My daughter and I recently attended STORY 2019—that conference for creative-type folks (which begs the question, why was I there?) that I mentioned about this same time last year, except then it was STORY 2018. In case this does not ring a bell or, like myself, your long-term memory ain’t what it used to be, STORY is a two day conference designed to inspire you on to bigger and better things and more creative approaches to whatever it is you might be approaching. I generally leave believing I can conquer the world . . . and then the world pops up intent upon proving me wrong.
This year’s theme was Between No Longer & Not Yet, addressing that liminal space hovering between the two. I’ll admit it, I had to Google “liminal space”; I didn’t want to spend two days listening to people talk about something I didn’t understand. For the non-Googlers in the group, liminal space is that period of transition or transformation from where you were to where you want to be—and is often very discouraging because you may not know how you’re going to manage getting from Point A to Point B—or even what Point B is.
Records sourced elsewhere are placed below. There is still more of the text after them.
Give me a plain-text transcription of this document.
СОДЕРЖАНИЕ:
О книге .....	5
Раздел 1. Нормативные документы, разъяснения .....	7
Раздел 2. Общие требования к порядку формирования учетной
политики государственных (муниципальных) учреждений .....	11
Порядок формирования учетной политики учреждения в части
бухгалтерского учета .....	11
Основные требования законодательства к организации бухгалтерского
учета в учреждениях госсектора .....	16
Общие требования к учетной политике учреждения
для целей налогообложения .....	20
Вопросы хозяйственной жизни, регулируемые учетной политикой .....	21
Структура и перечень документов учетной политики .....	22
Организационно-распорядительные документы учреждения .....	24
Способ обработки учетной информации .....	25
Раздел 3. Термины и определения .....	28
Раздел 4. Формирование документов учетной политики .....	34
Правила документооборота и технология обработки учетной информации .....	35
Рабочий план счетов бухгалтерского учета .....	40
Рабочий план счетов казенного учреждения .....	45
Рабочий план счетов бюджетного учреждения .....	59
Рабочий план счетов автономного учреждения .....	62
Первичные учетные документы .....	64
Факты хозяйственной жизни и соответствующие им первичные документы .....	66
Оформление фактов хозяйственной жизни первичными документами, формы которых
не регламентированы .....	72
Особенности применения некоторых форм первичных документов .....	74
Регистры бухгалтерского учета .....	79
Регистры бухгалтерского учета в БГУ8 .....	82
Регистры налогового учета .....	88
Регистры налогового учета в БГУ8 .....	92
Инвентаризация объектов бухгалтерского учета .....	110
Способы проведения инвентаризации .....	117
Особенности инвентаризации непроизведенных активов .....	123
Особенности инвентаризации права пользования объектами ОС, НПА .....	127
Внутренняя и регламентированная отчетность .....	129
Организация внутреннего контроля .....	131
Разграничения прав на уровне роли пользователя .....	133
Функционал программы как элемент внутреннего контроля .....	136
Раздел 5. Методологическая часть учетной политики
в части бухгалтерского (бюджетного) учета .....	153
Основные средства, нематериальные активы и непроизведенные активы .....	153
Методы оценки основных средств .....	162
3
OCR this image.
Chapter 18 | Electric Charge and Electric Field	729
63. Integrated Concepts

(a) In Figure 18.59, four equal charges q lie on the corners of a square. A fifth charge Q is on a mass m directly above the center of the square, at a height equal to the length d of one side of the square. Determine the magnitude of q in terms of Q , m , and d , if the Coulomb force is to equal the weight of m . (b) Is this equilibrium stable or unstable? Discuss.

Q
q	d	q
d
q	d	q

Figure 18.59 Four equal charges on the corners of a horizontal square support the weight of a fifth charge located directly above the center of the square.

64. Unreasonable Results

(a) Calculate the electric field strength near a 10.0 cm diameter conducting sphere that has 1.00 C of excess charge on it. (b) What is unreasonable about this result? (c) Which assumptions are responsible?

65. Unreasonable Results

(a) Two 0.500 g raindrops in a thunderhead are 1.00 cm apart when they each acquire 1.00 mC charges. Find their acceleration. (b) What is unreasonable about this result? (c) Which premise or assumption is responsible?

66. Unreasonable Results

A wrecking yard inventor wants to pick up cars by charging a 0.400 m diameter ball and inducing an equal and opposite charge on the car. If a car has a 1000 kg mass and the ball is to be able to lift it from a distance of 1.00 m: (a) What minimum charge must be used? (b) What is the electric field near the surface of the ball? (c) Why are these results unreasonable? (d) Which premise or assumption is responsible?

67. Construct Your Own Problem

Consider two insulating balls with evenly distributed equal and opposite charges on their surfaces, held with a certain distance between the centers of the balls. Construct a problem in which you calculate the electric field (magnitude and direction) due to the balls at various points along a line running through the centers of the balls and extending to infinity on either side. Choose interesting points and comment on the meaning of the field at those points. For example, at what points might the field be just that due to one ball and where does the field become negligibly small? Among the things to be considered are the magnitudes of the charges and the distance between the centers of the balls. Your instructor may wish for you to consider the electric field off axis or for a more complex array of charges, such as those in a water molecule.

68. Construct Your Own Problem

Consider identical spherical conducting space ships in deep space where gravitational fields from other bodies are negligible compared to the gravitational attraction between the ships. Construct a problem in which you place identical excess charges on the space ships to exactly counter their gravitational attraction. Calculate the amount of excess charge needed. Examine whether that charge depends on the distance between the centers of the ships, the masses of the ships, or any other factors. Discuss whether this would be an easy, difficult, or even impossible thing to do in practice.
Over these two magical days we heard from an abundance of folks whose names I won’t mention because, if you’re like me, you’ll have absolutely no clue who they are . . . except for maybe Leslie Odom, Jr. (Aaron Burr from the Broadway show, Hamilton) and Brad Montague, creator of Kid President and co-founder of the Montague Workshop. Oh, and maybe Susan Blackwell, an actress, singer, and writer. But it didn’t matter. Each person brought their own unique perspective to the conference and their own unique story to further inspire us.
As Kathryne and I were talking about the magnificence of our first day, it dawned on me that, for many people, there is no liminal space. It has become a liminal life. They are moving from birth to death at a steady pace, with no dreams or ambitions to fuel their journey. Perhaps those were never there to begin with and that person is content to live without them. That’s their right and their privilege and I for one will find no fault with their choice. And there are others that held on to those dreams and ambitions for years before allowing Life to snuff them out with whatever obstacles could be conjured. Again, I understand that practicality often outweighs pursuit of some distant goal, and again, I for one choose not to find fault with their decision.
But for many of us, those dreams and ambitions still swirl, just beneath the surface, waiting for the right moment, the right time to burst forth and bloom. If I look at my own life, I know those are still a part of who I am, but I also know I’ve hit my three score years and am currently working on the next ten. I also know I’m not promised anything beyond now. Honestly, as I drove home from Nashville on Friday, and pondered life as I know it on Saturday, there was a vague sense of panic. How long is too long to wait? Had I exceeded that time frame? And how does one move from Point A to Point B?
In all my pondering, I managed to draw a few conclusions: 1) It is never too late until you take your last breath, 2) You’ll never finish if you don’t start, and 3) The best time to start is now. So today’s message is brought to you by Life . . . but co-sponsored by Death. Live your life with intent, with purpose, and with vision, because the day will come when that is no longer an option. Instead of reflecting on the past, be inspired by the future and its possibilities. Don’t just dream. Go forth and do. If at all possible, don’t let your dreams die with you.